6 – Before we conclude, we have some exciting news to share: The Data Appeal Company and Travelport are collaborating to develop new features within Data Appeal Studio, our territory analysis platform for DMOs. This collaboration was the result of Data Appeal winning the Travelport Accelerator in 2021. What contributed to your choice and how do you think we’ll impact the world of destinations together?

During Data Appeal’s pitch, we were really interested in your qualitative data – reviews, social posts, and travel sentiment and satisfaction. Travelport can identify when people search and book travel for select destinations, but we also see the tremendous value in Data Appeal’s ability to answer the ‘why’. Destinations really want to understand traveler behaviors and the causes behind them.

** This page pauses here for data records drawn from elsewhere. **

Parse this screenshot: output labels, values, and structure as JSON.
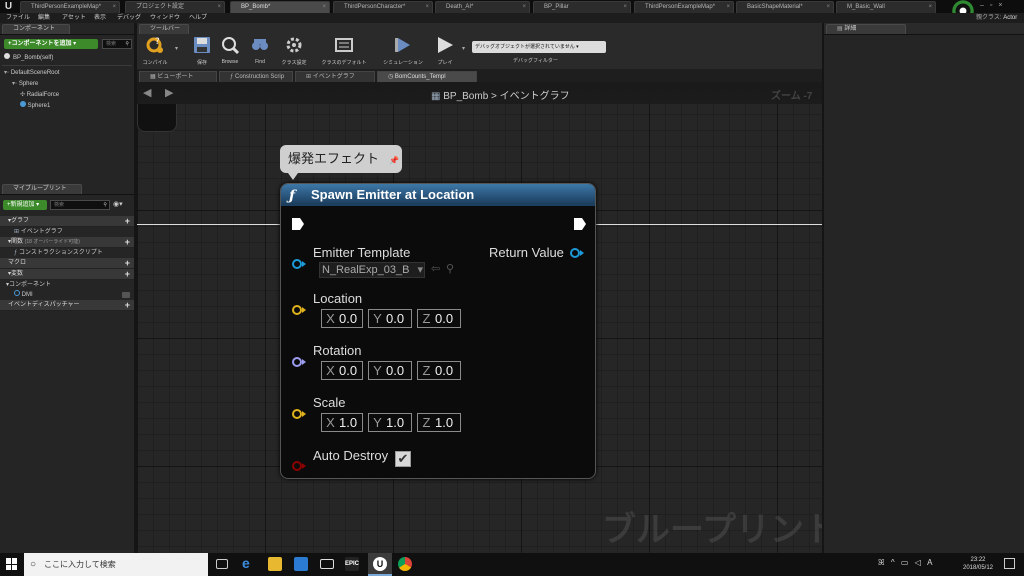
{
  "tabs": [
    {
      "label": "ThirdPersonExampleMap*",
      "active": false
    },
    {
      "label": "プロジェクト設定",
      "active": false
    },
    {
      "label": "BP_Bomb*",
      "active": true
    },
    {
      "label": "ThirdPersonCharacter*",
      "active": false
    },
    {
      "label": "Death_AI*",
      "active": false
    },
    {
      "label": "BP_Pillar",
      "active": false
    },
    {
      "label": "ThirdPersonExampleMap*",
      "active": false
    },
    {
      "label": "BasicShapeMaterial*",
      "active": false
    },
    {
      "label": "M_Basic_Wall",
      "active": false
    }
  ],
  "menu": [
    "ファイル",
    "編集",
    "アセット",
    "表示",
    "デバッグ",
    "ウィンドウ",
    "ヘルプ"
  ],
  "parent_class": {
    "label": "親クラス:",
    "value": "Actor"
  },
  "components": {
    "title": "コンポーネント",
    "add_label": "+コンポーネントを追加 ▾",
    "search_placeholder": "検索",
    "self": "BP_Bomb(self)",
    "tree": [
      "DefaultSceneRoot",
      "Sphere",
      "RadialForce",
      "Sphere1"
    ]
  },
  "myblueprint": {
    "title": "マイブループリント",
    "add_label": "+新規追加 ▾",
    "search_placeholder": "検索",
    "categories": {
      "graph": "グラフ",
      "event_graph": "イベントグラフ",
      "functions": "関数",
      "functions_note": "(18 オーバーライド可能)",
      "construction": "コンストラクションスクリプト",
      "macros": "マクロ",
      "variables": "変数",
      "components": "コンポーネント",
      "dmi": "DMI",
      "dispatchers": "イベントディスパッチャー"
    }
  },
  "toolbar": {
    "title": "ツールバー",
    "buttons": [
      {
        "label": "コンパイル",
        "icon": "compile-icon"
      },
      {
        "label": "保存",
        "icon": "save-icon"
      },
      {
        "label": "Browse",
        "icon": "browse-icon"
      },
      {
        "label": "Find",
        "icon": "find-icon"
      },
      {
        "label": "クラス設定",
        "icon": "class-settings-icon"
      },
      {
        "label": "クラスのデフォルト",
        "icon": "class-defaults-icon"
      },
      {
        "label": "シミュレーション",
        "icon": "simulation-icon"
      },
      {
        "label": "プレイ",
        "icon": "play-icon"
      }
    ],
    "debug_select": "デバッグオブジェクトが選択されていません ▾",
    "debug_filter": "デバッグフィルター"
  },
  "graph_tabs": [
    {
      "label": "ビューポート",
      "active": false
    },
    {
      "label": "Construction Scrip",
      "active": false
    },
    {
      "label": "イベントグラフ",
      "active": false
    },
    {
      "label": "BomCounts_Templ",
      "active": true
    }
  ],
  "graph": {
    "breadcrumb_root": "BP_Bomb",
    "breadcrumb_sep": ">",
    "breadcrumb_page": "イベントグラフ",
    "zoom": "ズーム -7",
    "watermark": "ブループリント",
    "comment": "爆発エフェクト",
    "node": {
      "title": "Spawn Emitter at Location",
      "emitter_label": "Emitter Template",
      "emitter_value": "N_RealExp_03_B",
      "return_label": "Return Value",
      "location_label": "Location",
      "location": {
        "x": "0.0",
        "y": "0.0",
        "z": "0.0"
      },
      "rotation_label": "Rotation",
      "rotation": {
        "x": "0.0",
        "y": "0.0",
        "z": "0.0"
      },
      "scale_label": "Scale",
      "scale": {
        "x": "1.0",
        "y": "1.0",
        "z": "1.0"
      },
      "auto_destroy_label": "Auto Destroy",
      "auto_destroy": true,
      "axis": {
        "x": "X",
        "y": "Y",
        "z": "Z"
      }
    }
  },
  "details": {
    "title": "詳細"
  },
  "taskbar": {
    "search_placeholder": "ここに入力して検索",
    "time": "23:22",
    "date": "2018/05/12"
  },
  "colors": {
    "exec": "#ffffff",
    "object_pin": "#1d9ad8",
    "struct_pin": "#e0b21c",
    "rotator_pin": "#9c9cf0",
    "bool_pin": "#8c0000",
    "header": "#2e6a9a"
  }
}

What do travelers like and dislike about their experience? Why do they choose certain places to eat, sleep and shop at? Is there room for improvement? 

Tourism boards can take these insights and share them with stakeholders for development, improvement, and benchmarking.  They can also attract new customers based on these insights through their promotions. 

This collaboration is critical, because both of our datasets and combined insights are part of the same visitor journey, linking everything together.